Due dei quattro arrestati sono stati fermati in Valle d’Aosta, gli altri a Bologna. I loro nomi sono legati alla ‘ndrangheta. I provvedimenti cautelari, emessi dalla Divisione Distrettuale Anitmafia di Torino, sono il punto di arrivo di un’indagine durata più di un anno. I quattro fermati, riporta la sede Ansa di Bologna, si erano specializzati nell’estorsione ai danni di imprenditori edili di origine calabrese e residenti in Valle d’Aosta. Le vittime erano state minacciate mediante alcune lettere, una delle quali contenente proiettili, con le quali chiedevano una percentuale del 3% sui lavori in un ex residence di Aosta.

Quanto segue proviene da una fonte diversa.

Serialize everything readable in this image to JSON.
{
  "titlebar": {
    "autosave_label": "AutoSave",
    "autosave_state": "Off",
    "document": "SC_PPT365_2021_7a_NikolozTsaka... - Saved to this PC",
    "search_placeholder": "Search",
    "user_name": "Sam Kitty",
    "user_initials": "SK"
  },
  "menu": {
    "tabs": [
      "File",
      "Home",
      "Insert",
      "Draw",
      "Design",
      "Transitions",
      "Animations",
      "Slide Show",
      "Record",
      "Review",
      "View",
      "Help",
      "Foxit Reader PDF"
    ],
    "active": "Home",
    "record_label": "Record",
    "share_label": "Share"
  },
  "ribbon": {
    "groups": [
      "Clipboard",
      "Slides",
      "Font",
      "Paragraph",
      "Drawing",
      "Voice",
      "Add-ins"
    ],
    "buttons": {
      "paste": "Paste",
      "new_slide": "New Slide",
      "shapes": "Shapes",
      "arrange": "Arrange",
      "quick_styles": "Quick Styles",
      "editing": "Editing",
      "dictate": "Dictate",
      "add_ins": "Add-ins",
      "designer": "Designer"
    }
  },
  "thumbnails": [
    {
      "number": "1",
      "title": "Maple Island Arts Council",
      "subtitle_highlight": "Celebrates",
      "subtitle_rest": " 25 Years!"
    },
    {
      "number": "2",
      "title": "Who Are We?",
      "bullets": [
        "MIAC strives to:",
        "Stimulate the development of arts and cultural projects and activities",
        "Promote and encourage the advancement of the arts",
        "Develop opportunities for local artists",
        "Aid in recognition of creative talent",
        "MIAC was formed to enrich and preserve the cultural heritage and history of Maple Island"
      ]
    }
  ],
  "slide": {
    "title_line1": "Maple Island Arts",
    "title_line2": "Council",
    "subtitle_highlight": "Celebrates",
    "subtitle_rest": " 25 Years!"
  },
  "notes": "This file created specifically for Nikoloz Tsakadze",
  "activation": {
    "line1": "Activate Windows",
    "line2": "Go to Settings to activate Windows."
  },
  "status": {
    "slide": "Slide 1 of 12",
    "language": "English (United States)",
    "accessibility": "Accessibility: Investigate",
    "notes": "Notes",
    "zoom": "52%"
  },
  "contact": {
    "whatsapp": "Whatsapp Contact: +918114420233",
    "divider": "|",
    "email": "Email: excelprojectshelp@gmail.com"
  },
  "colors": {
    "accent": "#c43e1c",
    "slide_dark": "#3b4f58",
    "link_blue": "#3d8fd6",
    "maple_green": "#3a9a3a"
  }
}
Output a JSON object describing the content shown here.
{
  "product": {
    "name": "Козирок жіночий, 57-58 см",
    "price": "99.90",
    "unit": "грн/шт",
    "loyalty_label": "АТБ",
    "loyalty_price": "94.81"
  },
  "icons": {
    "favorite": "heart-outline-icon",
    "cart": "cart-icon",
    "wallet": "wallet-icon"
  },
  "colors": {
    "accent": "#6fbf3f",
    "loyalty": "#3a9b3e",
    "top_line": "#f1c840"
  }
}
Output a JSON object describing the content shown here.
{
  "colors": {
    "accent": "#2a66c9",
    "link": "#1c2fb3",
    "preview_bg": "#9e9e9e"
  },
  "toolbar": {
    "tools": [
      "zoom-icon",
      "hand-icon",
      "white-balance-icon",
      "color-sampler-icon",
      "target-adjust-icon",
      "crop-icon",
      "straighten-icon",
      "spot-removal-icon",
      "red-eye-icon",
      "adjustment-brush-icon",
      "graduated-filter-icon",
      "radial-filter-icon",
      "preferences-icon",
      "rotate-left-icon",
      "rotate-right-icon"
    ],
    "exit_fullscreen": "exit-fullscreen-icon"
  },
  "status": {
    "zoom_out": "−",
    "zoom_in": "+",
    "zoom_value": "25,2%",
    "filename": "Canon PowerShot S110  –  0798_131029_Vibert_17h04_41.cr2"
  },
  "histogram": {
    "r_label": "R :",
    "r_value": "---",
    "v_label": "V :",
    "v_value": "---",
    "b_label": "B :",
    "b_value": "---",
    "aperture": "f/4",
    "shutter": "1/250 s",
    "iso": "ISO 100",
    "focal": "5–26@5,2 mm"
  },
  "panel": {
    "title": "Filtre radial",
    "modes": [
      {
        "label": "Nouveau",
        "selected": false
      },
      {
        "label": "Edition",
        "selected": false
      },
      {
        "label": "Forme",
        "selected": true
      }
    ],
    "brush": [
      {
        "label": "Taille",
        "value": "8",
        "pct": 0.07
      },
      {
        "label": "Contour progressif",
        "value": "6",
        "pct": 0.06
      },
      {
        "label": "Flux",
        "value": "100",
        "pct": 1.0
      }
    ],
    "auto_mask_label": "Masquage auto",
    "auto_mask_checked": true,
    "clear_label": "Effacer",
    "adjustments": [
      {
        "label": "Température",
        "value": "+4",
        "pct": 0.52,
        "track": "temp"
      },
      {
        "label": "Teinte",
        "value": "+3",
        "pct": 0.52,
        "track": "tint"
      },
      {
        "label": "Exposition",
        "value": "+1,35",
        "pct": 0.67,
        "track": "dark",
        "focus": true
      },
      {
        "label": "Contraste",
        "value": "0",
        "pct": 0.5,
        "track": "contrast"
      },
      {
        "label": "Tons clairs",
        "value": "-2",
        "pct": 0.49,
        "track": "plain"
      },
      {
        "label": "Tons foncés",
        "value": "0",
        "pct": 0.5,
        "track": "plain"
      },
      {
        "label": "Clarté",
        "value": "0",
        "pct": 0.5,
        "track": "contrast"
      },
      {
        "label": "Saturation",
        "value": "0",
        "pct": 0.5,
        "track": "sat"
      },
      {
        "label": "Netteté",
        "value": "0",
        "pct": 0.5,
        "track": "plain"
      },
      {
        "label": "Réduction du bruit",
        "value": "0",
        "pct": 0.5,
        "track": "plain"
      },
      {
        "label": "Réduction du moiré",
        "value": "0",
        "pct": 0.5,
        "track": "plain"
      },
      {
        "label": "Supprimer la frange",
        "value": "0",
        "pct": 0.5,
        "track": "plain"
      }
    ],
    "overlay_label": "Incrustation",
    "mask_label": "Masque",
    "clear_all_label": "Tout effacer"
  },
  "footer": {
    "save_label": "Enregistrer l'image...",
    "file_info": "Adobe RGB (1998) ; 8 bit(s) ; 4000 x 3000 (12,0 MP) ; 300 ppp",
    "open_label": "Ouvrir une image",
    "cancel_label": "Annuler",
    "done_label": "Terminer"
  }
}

Alle minacce, rivolte all’imprenditore e alla sua famiglia, sono seguiti i fatti, come l’esplosione di alcuni colpi di arma da fuoco calibro 12 contro la casa del fratello dell’imprenditore, in provincia di Reggio Calabria, con l’obiettivo, fallito, di farsi consegnare un milione di euro.

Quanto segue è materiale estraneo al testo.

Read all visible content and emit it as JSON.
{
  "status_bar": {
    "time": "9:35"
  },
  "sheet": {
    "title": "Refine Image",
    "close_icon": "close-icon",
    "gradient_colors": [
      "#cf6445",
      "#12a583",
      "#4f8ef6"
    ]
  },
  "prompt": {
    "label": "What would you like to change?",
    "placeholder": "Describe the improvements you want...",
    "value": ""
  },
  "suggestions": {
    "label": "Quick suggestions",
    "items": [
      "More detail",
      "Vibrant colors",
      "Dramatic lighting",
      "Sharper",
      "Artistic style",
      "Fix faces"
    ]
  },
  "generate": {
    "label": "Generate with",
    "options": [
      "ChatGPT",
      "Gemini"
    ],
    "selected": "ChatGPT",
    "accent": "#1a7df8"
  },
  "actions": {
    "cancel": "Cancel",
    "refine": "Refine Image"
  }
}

I due individui fermati a Bologna, G.F., 51 anni, nato a Cittanova (Reggio Calabria) e residente a Marzabotto, e G.C., 51, di Taurianova (Reggio Calabria) e residente a Castel d’Aiano, sono inoltre accusati di avere organizzato l’incendio di un escavatore a Quart lo scorso 11 settembre, di proprietà di un altro imprenditore, minacciato telefonicamente a scopo estorsione.
Le indagini dei Carabinieri sono partite proprio dal discreto numero di incendi dolosi nei cantieri edili valdostani.
I particolari dell’operazione saranno illustrati domani, alle ore 12, in una conferenza stampa presso la sede della procura di Torino.